Septem sapientium convivium
Plutarch
Plutarch. Plutarch's Morals, Vol. II. Goodwin, William W., editor; Davis, Roger, translator. Boston. Little, Brown, and Company, 1874.
I am satisfied, quoth Chersias, and since we are fallen upon our old discourse of housekeeping, which of the company can remember what remains to be said thereof? There remains, if I mistake not, to show what that measure is which may content any man. Cleobulus answered: The law has prescribed a measure for wise men; but as touching fools, I will tell you a story I once heard my mother relate to my brother. On a certain time the moon begged of her mother a coat that would fit her. How can that be done, quoth the mother, for sometimes you are full, sometimes the one-half of you seems lost and perished, sometimes only a pair of horns appear. So, my Chersias, to the desires of a foolish immoderate man no certain measure can be fitted; for, according to the ebbings and flowings of his lust and appetite, and the frequent or seldom casualties that befall him, accordingly his necessities ebb or flow, not unlike Esop’s dog, who, being pinched and ready to starve with cold in winter, was of mind to build
himself a house; but when summer came on, he lay all along upon the ground, and stretching himself in the sun thought himself monstrous big, and thought it a needless thing and besides no small piece of work to build him a house proportionable to that bulk and bigness. And do you not observe, O Chersias, continues he, many poor men,— how one while they pinch their bellies, upon what short commons they live, how sparing and niggardly and miserable they are; and another while you may observe the same men as distrustful and covetous withal, as if the plenty of city and country, the riches of king and kingdom were not sufficient to preserve them from want and beggary.When Chersias had concluded this discourse, Cleodemus began thus: We see you that are wise men possessing these outward goods after an unequal manner. Good sweet sir, answered Cleobulus, the law weaver-like hath distributed to every man a fitting, decent, adequate portion, and in your profession your reason does what the law does here,—when you feed, or diet, or physic your patient, you give not an equal quantity to all, but what you judge to be convenient for each in his circumstances. Ardalus enquires: I pray what law compels our friend and Solon’s host, Epimenides, to abstain from all other victuals, and to content himself with a little composition of his own, which the Greeks call ἄλιμος (hunger-relieving)? This he takes into his mouth and chews, and eats neither dinner nor supper. This instance obliged the whole company to be a little while silent, until Thales in a jesting way replied, that Epimenides did very wisely, for hereby he saved the trouble and charge of grinding and boiling his food, as Pittacus did. I myself sojourning at Lesbos overheard my landlady, as she was very busy at her hand-mill, singing as she used to do at her work, Grind mill; grind mill; for even Pittacus, the prince of great Mitylene, grinds. [*](Ἄλει, μύλα, ἄλει· καὶ γὰρ Πίττακος ἀλεῖ, μεγάλας Μιτυλάνας βασιλεύων.) Quoth Solon
Ardalus, I wonder you have not read the law of Epimenides’s frugality in Hesiod’s writings, who prescribes him and others this spare diet; for he was the person that gratified Epimenides with the seeds of this nutriment, when he directed him to enquire how great benefit a man might receive by mallows and asphodel.[*](Hesiod, Works and Days, 41.) Do you believe, said Periander, that Hesiod meant this literally; or rather that, being himself a great admirer of parsimony, he hereby intended to exhort men to use a mean and spare diet, as most healthful and pleasant?
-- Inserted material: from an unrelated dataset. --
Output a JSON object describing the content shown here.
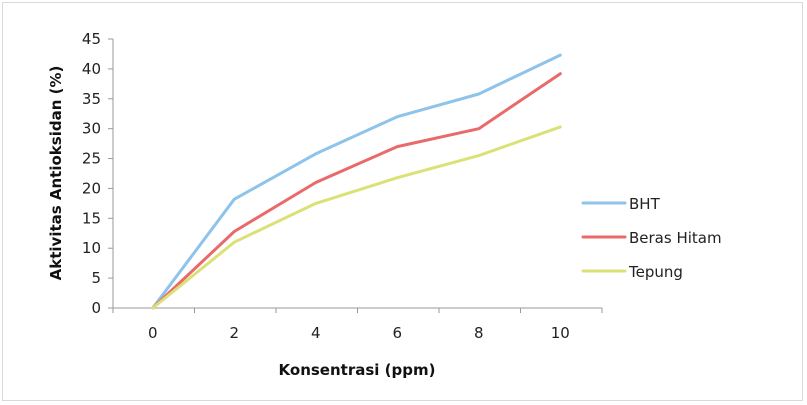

For the chewing of mallows is very wholesome, and the stalk of asphodel is very luscious; but this expeller of hunger and thirst I take to be rather physic than natural food, consisting of honey and I know not what barbarian cheese, and of many and costly seeds fetched from foreign parts. If to make up this composition so many ingredients were requisite, and so difficult to come by and so expensive, Hesiod might as well have kept his breath to cool his pottage, and never blessed the world with the discovery. And yet I admire how your host, when he went to perform the great purification for the Delians not long since, could overlook the monuments and patterns of the first aliment which the people brought into the temple,—and, among other cheap fruits such as grow of themselves, the mallows and the asphodel; the usefulness and innocency whereof Hesiod seemed in his work to magnify. Not only that, quoth Anacharsis, but he affirms both plants to be great restoratives. You are in the right, quoth Cleodemus; for it is evident Hesiod was no ordinary physician, who could discourse so learnedly and judiciously of diet, of the nature of wines, and of the virtue of waters and baths, and of women, the proper times for procreation, and the site and position of infants in the womb; insomuch, that (as I take it) Esop deserves much more the name of Hesiod’s scholar and disciple than Epimenides, whose great and excellent wisdom the fable of the nightingale and hawk demonstrates. But I would gladly hear Solon’s opinion in this matter; for having sojourned long at Athens and being familiarly acquainted with Epimenides, it is more than probable he might learn of him the grounds upon which he accustomed himself to so spare a diet.